Bergaul dengan sesama manusia tidak membutuhkan kalkulasi rasional, melainkan kalkulasi rasa. Bahasa arabnya itu tadi; at-tashaddur. Sedekah kepada sesama manusia adalah sumbu pembuktian dari kesungguhan bersedekah kepada langit dan dunia bawah (akan diterangkan di bawah). Di atas telah disebutkan bahwa inti dari setiap ibadah atau upacara apa saja dalam budaya Jawa adalah; doa dan terlebih lagi sedekah. Mau membangun, menaikkan atap, masuk rumah, ada doa dan sedekahnya. Begitu juga mau nikah, mau sunatan/tetakan, tedak siten (bayi yang berumur setahun dan mulai berjalan menginjak tanah), khatam ngaji, dan mau apa saja, bagi orang Jawa semua ada sedekahnya. Hafal lafal doa untuk setiap hajat atau tidak, terkadang tidak terlalu dipusingkan oleh orang Jawa.

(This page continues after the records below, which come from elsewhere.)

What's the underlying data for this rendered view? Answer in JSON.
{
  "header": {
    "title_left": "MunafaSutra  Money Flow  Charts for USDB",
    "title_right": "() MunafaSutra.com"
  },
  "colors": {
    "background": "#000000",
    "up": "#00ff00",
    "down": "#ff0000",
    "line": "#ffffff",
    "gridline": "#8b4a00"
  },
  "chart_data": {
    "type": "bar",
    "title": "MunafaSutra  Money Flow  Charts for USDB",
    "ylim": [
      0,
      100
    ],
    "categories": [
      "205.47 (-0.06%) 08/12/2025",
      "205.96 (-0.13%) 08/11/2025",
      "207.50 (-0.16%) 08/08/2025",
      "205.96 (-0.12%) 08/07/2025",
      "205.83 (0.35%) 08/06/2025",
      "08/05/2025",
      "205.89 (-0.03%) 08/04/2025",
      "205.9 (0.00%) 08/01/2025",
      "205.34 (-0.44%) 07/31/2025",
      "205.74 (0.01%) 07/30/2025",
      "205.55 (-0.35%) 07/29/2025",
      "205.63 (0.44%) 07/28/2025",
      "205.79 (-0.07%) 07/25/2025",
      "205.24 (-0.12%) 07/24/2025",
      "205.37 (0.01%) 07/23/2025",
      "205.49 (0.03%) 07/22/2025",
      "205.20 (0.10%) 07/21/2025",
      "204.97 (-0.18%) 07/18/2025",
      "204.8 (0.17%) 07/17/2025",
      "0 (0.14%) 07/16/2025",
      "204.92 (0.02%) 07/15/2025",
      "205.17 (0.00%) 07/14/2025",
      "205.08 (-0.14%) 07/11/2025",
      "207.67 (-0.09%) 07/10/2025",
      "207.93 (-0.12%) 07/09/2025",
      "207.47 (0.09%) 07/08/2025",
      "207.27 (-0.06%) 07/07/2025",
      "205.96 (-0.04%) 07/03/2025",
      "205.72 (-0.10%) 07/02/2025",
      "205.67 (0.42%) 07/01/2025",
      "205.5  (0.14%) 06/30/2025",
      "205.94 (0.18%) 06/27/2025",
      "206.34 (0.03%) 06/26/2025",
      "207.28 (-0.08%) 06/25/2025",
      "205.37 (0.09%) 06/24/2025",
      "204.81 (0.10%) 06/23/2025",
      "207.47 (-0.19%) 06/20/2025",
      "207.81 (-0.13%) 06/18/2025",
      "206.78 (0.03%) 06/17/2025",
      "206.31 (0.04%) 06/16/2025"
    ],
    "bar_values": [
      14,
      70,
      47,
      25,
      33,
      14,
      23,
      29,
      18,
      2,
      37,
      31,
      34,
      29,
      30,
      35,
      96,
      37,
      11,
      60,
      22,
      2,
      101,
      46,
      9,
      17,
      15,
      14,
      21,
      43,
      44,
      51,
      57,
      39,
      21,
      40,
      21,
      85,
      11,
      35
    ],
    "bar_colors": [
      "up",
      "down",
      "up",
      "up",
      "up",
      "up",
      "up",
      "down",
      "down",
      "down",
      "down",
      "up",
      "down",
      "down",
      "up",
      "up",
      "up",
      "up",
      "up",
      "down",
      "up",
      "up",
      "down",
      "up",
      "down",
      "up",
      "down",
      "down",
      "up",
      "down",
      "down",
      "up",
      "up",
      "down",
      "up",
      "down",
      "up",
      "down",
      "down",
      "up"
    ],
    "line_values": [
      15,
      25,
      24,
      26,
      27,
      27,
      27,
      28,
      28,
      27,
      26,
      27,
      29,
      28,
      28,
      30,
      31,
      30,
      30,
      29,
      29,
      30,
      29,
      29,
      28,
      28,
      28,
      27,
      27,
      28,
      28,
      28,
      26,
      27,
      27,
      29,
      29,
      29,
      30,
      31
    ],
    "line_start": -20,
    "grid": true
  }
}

Yang terpenting adalah; sedekahnya. Karena itu, materi sedekah orang Jawa menempati derajat; sulit untuk diganggu-ganti. Ia terkait dunia rasa. Soalnya setiap hidangan sedekah, ada makna-maknanya yang berhubungan dengan ketulusan niat dan hajat si tukang sedekah. Nasi kuning, kacang panjang, ayam ingkung, telur, dan entah apa lagi namanya, semuanya adalah lambang dari zikir-doa-hajat-dan terlebih lagi upaya orang jawa untuk; karyenak tyasing sesami (mengenakkan hati/tyas sesama manusia) atau amal penyelerasan diri dengan keseluruhan alam semesta (rahmatan lil ‘alamin). Untuk diri sendiri, mengenakkan hati ini dilakukan dengan terlebih dahulu menghalau ketakutan akan kehabisan harta karena bersedekah. Karena itu, materi sedekah orang Jawa itu pasti yang mahal-mahal.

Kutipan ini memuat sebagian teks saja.